Detection of complications: CT allows the detection of complications such as perirenal hematoma and urinoma and obstruction of the urinary system.

Confirmation of stone-free status: After urologic intervention or medical therapy, it is imperative to perform follow-up imaging to confirm the clearance of the stone/fragments and to assure the absence of obstruction (stones, ureteral stricture).

  • In the conservative management of ureteral stones, follow-up with conventional radiography and ultrasound is recommended. CT may not be the best follow-up option. The choice of imaging modality is made based on the visibility of the stone on the CT scout and the Hounsfield units of the stone. If the stone is visible, and the density is higher than 500 HU, conventional radiography is used for the follow-up. Whenever there are doubts about the visibility of stone on the scout, plain radiographs should be performed because of the higher sensitivity. A good option is to obtain conventional radiographs at the time of the CT and review both of them in conjunction [49]. This increases the accuracy of conventional radiography and allows the expected location of the stones to be known precisely. If the stone is not visible on the CT scout, or if the density is <500 HU on the CT, follow-up by ultrasound is recommended.

  • After urologic intervention:

    • For patients who underwent ureteroscopy with stone fragmentation, follow-up with ultrasound (radiolucent stones) or ultrasound and KUB (radiopaque stones) will document the present of stone fragments and/or hydronephrosis. In case of hydronephrosis on ultrasound and nonopaque stones, a low-dose CT be the preferred method for detecting and identifying the location of residual stones [50].

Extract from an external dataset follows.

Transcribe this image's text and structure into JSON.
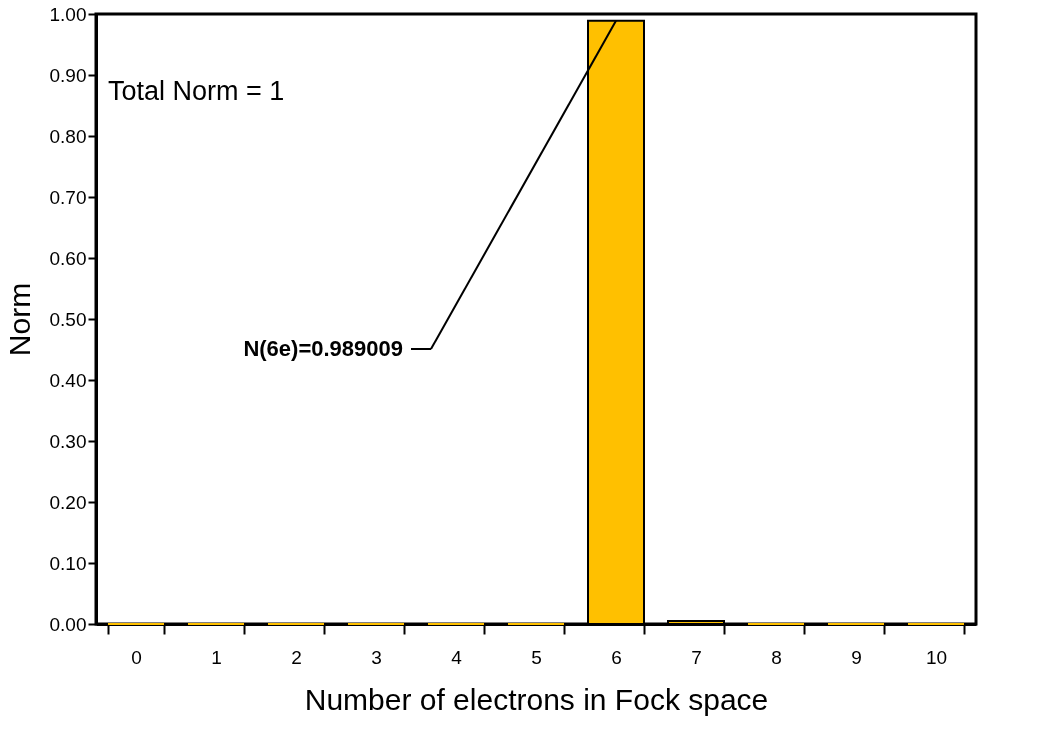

    • For patients undergoing shock-wave lithotripsy follow-up with renal sonogram with or without KUB (radiopaque vs. radiolucent stones) is recommended [50]. In case of hydronephrosis and radiolucent stones, low-dose CT is indicated.

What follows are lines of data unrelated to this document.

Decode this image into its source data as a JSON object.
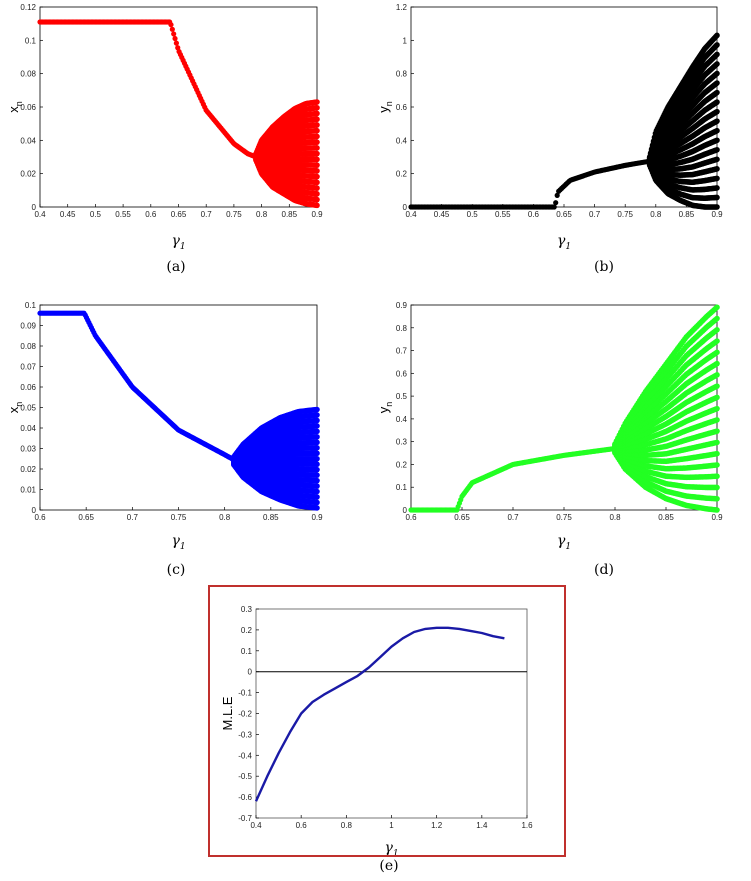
{
  "chart_data": [
    {
      "id": "a",
      "type": "scatter",
      "caption": "(a)",
      "xlabel": "γ",
      "xlabel_sub": "1",
      "ylabel": "x",
      "ylabel_sub": "n",
      "xlim": [
        0.4,
        0.9
      ],
      "ylim": [
        0,
        0.12
      ],
      "xticks": [
        0.4,
        0.45,
        0.5,
        0.55,
        0.6,
        0.65,
        0.7,
        0.75,
        0.8,
        0.85,
        0.9
      ],
      "yticks": [
        0,
        0.02,
        0.04,
        0.06,
        0.08,
        0.1,
        0.12
      ],
      "color": "#ff0000",
      "series": [
        {
          "fixed_x": [
            0.4,
            0.45,
            0.5,
            0.55,
            0.6,
            0.63,
            0.635,
            0.65,
            0.7,
            0.75,
            0.775,
            0.79
          ],
          "fixed_y": [
            0.111,
            0.111,
            0.111,
            0.111,
            0.111,
            0.111,
            0.111,
            0.094,
            0.058,
            0.038,
            0.032,
            0.03
          ],
          "chaos_x": [
            0.79,
            0.8,
            0.82,
            0.84,
            0.86,
            0.88,
            0.9
          ],
          "chaos_low": [
            0.028,
            0.02,
            0.012,
            0.008,
            0.004,
            0.002,
            0.001
          ],
          "chaos_high": [
            0.032,
            0.04,
            0.048,
            0.054,
            0.059,
            0.062,
            0.063
          ]
        }
      ]
    },
    {
      "id": "b",
      "type": "scatter",
      "caption": "(b)",
      "xlabel": "γ",
      "xlabel_sub": "1",
      "ylabel": "y",
      "ylabel_sub": "n",
      "xlim": [
        0.4,
        0.9
      ],
      "ylim": [
        0,
        1.2
      ],
      "xticks": [
        0.4,
        0.45,
        0.5,
        0.55,
        0.6,
        0.65,
        0.7,
        0.75,
        0.8,
        0.85,
        0.9
      ],
      "yticks": [
        0,
        0.2,
        0.4,
        0.6,
        0.8,
        1,
        1.2
      ],
      "color": "#000000",
      "series": [
        {
          "fixed_x": [
            0.4,
            0.5,
            0.6,
            0.635,
            0.64,
            0.66,
            0.7,
            0.75,
            0.79
          ],
          "fixed_y": [
            0,
            0,
            0,
            0,
            0.09,
            0.16,
            0.21,
            0.25,
            0.275
          ],
          "chaos_x": [
            0.79,
            0.8,
            0.82,
            0.84,
            0.86,
            0.88,
            0.9
          ],
          "chaos_low": [
            0.25,
            0.16,
            0.08,
            0.04,
            0.01,
            0.0,
            0.0
          ],
          "chaos_high": [
            0.3,
            0.45,
            0.6,
            0.72,
            0.84,
            0.95,
            1.03
          ]
        }
      ]
    },
    {
      "id": "c",
      "type": "scatter",
      "caption": "(c)",
      "xlabel": "γ",
      "xlabel_sub": "1",
      "ylabel": "x",
      "ylabel_sub": "n",
      "xlim": [
        0.6,
        0.9
      ],
      "ylim": [
        0,
        0.1
      ],
      "xticks": [
        0.6,
        0.65,
        0.7,
        0.75,
        0.8,
        0.85,
        0.9
      ],
      "yticks": [
        0,
        0.01,
        0.02,
        0.03,
        0.04,
        0.05,
        0.06,
        0.07,
        0.08,
        0.09,
        0.1
      ],
      "color": "#0000ff",
      "series": [
        {
          "fixed_x": [
            0.6,
            0.62,
            0.645,
            0.648,
            0.66,
            0.7,
            0.75,
            0.8,
            0.812
          ],
          "fixed_y": [
            0.096,
            0.096,
            0.096,
            0.096,
            0.085,
            0.06,
            0.039,
            0.027,
            0.024
          ],
          "chaos_x": [
            0.81,
            0.82,
            0.84,
            0.86,
            0.88,
            0.9
          ],
          "chaos_low": [
            0.022,
            0.016,
            0.009,
            0.005,
            0.002,
            0.001
          ],
          "chaos_high": [
            0.026,
            0.032,
            0.04,
            0.045,
            0.048,
            0.049
          ]
        }
      ]
    },
    {
      "id": "d",
      "type": "scatter",
      "caption": "(d)",
      "xlabel": "γ",
      "xlabel_sub": "1",
      "ylabel": "y",
      "ylabel_sub": "n",
      "xlim": [
        0.6,
        0.9
      ],
      "ylim": [
        0,
        0.9
      ],
      "xticks": [
        0.6,
        0.65,
        0.7,
        0.75,
        0.8,
        0.85,
        0.9
      ],
      "yticks": [
        0,
        0.1,
        0.2,
        0.3,
        0.4,
        0.5,
        0.6,
        0.7,
        0.8,
        0.9
      ],
      "color": "#22ff22",
      "series": [
        {
          "fixed_x": [
            0.6,
            0.62,
            0.645,
            0.65,
            0.66,
            0.7,
            0.75,
            0.8
          ],
          "fixed_y": [
            0,
            0,
            0,
            0.06,
            0.12,
            0.2,
            0.24,
            0.27
          ],
          "chaos_x": [
            0.8,
            0.81,
            0.83,
            0.85,
            0.87,
            0.89,
            0.9
          ],
          "chaos_low": [
            0.25,
            0.18,
            0.1,
            0.05,
            0.02,
            0.005,
            0.0
          ],
          "chaos_high": [
            0.29,
            0.38,
            0.52,
            0.64,
            0.76,
            0.85,
            0.89
          ]
        }
      ]
    },
    {
      "id": "e",
      "type": "line",
      "caption": "(e)",
      "xlabel": "γ",
      "xlabel_sub": "1",
      "ylabel": "M.L.E",
      "ylabel_sub": "",
      "xlim": [
        0.4,
        1.6
      ],
      "ylim": [
        -0.7,
        0.3
      ],
      "xticks": [
        0.4,
        0.6,
        0.8,
        1,
        1.2,
        1.4,
        1.6
      ],
      "yticks": [
        -0.7,
        -0.6,
        -0.5,
        -0.4,
        -0.3,
        -0.2,
        -0.1,
        0,
        0.1,
        0.2,
        0.3
      ],
      "color": "#1a1aa6",
      "zero_line": true,
      "series": [
        {
          "x": [
            0.4,
            0.45,
            0.5,
            0.55,
            0.6,
            0.65,
            0.7,
            0.75,
            0.8,
            0.85,
            0.9,
            0.95,
            1.0,
            1.05,
            1.1,
            1.15,
            1.2,
            1.25,
            1.3,
            1.35,
            1.4,
            1.45,
            1.5
          ],
          "y": [
            -0.62,
            -0.5,
            -0.39,
            -0.29,
            -0.2,
            -0.145,
            -0.11,
            -0.08,
            -0.05,
            -0.02,
            0.02,
            0.07,
            0.12,
            0.16,
            0.19,
            0.205,
            0.21,
            0.21,
            0.205,
            0.195,
            0.185,
            0.17,
            0.16
          ]
        }
      ]
    }
  ]
}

    • In symptomatic patients with radiopaque stones, follow-up with KUB and ultrasound is sufficient initially. In case of radiolucent stones low-dose CT will be recommended [50].

Conclusion

CT is the preferred method for evaluation of urolithiasis because of its performance, availability, and high sensitivity. It plays an important role in disease management from the initial diagnosis in patients with acute flank pain to treatment planning and post-treatment follow-up. CT radiation dose reduction can be achieved with low-dose CT and appropriate measures to optimize image quality, such as iterative image reconstruction. However, conventional radiography and ultrasound are still recommended in the early follow-up of ureteral stones.